The science in the film isn’t the proverbial rocket science, it’s more a prop. And props are also used to describe it - marbles for enriched Uranium and Plutonium filling up jars as the bomb nears completion. The Trinity test is the hurrah moment, filling in for what many thought would be a centerpiece of the film - the actual dropping of Fat Man and Little Boy on Hiroshima and Nagasaki.
While the first act sets up Oppenheimer and the second sees him and Matt Damon’s hard-as-knuckles US Army General characters setting up Los Alamos, the business end of the film revolves around Robert Downey Jr and Jason Clarke. Clarke is made to be dislikeable and his cross-questioning of scientists of global repute and war heroes is the kind of ball and chain work that makes you want to root for Oppie, who only has the blood of 200,000 people on his hands at this point.
Christopher Nolan recently called Robert Downey Jr’s casting as Iron Man in the Marvel movies was one of the best in history. This is the man who gave us the Batman trilogy speaking about the guy who set the tone for the Avengers films.

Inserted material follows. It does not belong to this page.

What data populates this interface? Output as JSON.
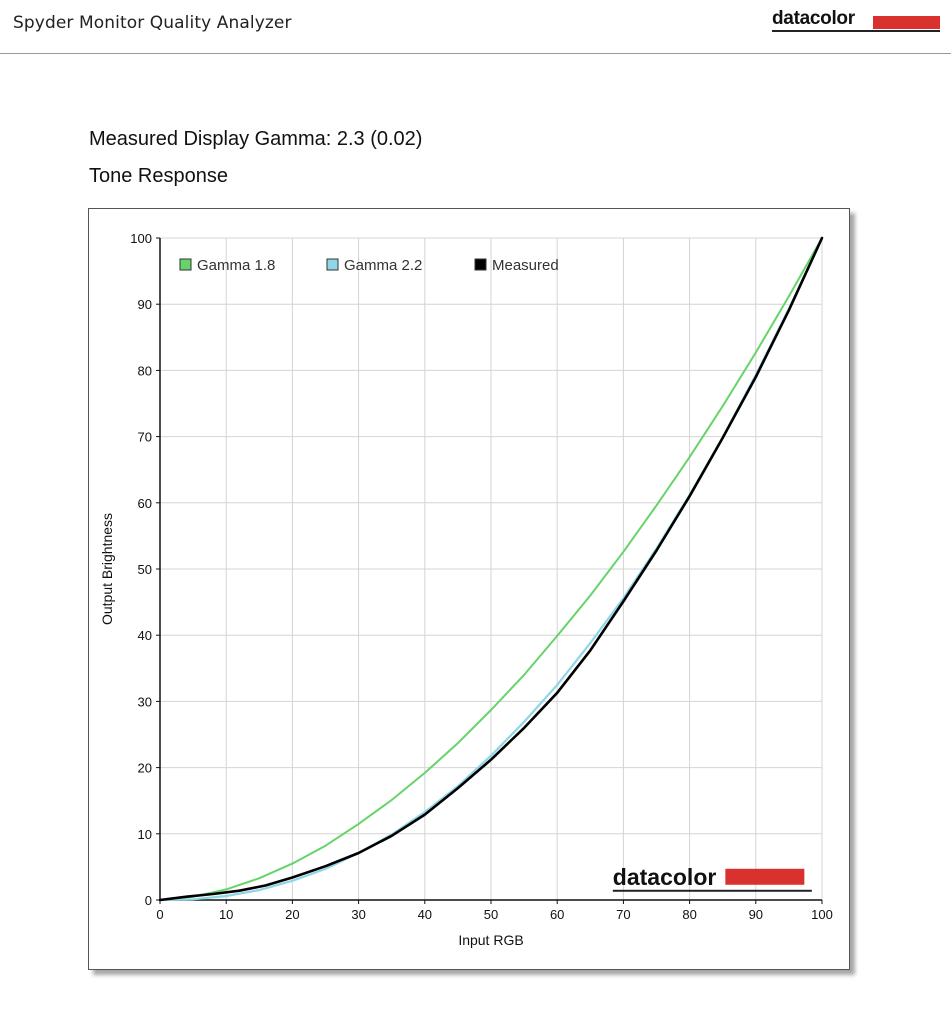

Both are distinct, both clearly bring something more to a film than your regular director and actor. In Oppenheimer, Robert Downey Jr brings the film it’s ‘Prestige’.
“Because making something disappear isn't enough, you have to bring it back. That's why every magic trick has a third act, the hardest part, the part we call "The Prestige"." -- Michael Caine in Nolan’s 2006 film The Prestige
What goes around comes around, and with Robert Downey Jr, things go full circle. While Cillian Murphy carries the film - each expression and close up and tryst with his communist buddies making you wonder - ‘surely it couldn’t have been that bad’, Downey Jr hides his cards immaculately while pulling the strings. It’s the system versus the maverick, the monolith weight of peace-time bureaucracy versus the war-time ‘break things, move fast’ attitude.
The dialogue may get a bit heavy at times. Some viewers gave the distinct impression they gave up not very far into the film. And it’s not likely to leave you feeling like you’ve just been to infinity and beyond like Interstellar did, but what Oppenheimer does is leave you in little doubt about how momentous it is. ‘Now I am become death, the destroyer of worlds’ sums it up perfectly - this is when humanity transcended, and just about 80 years later, let us not forget.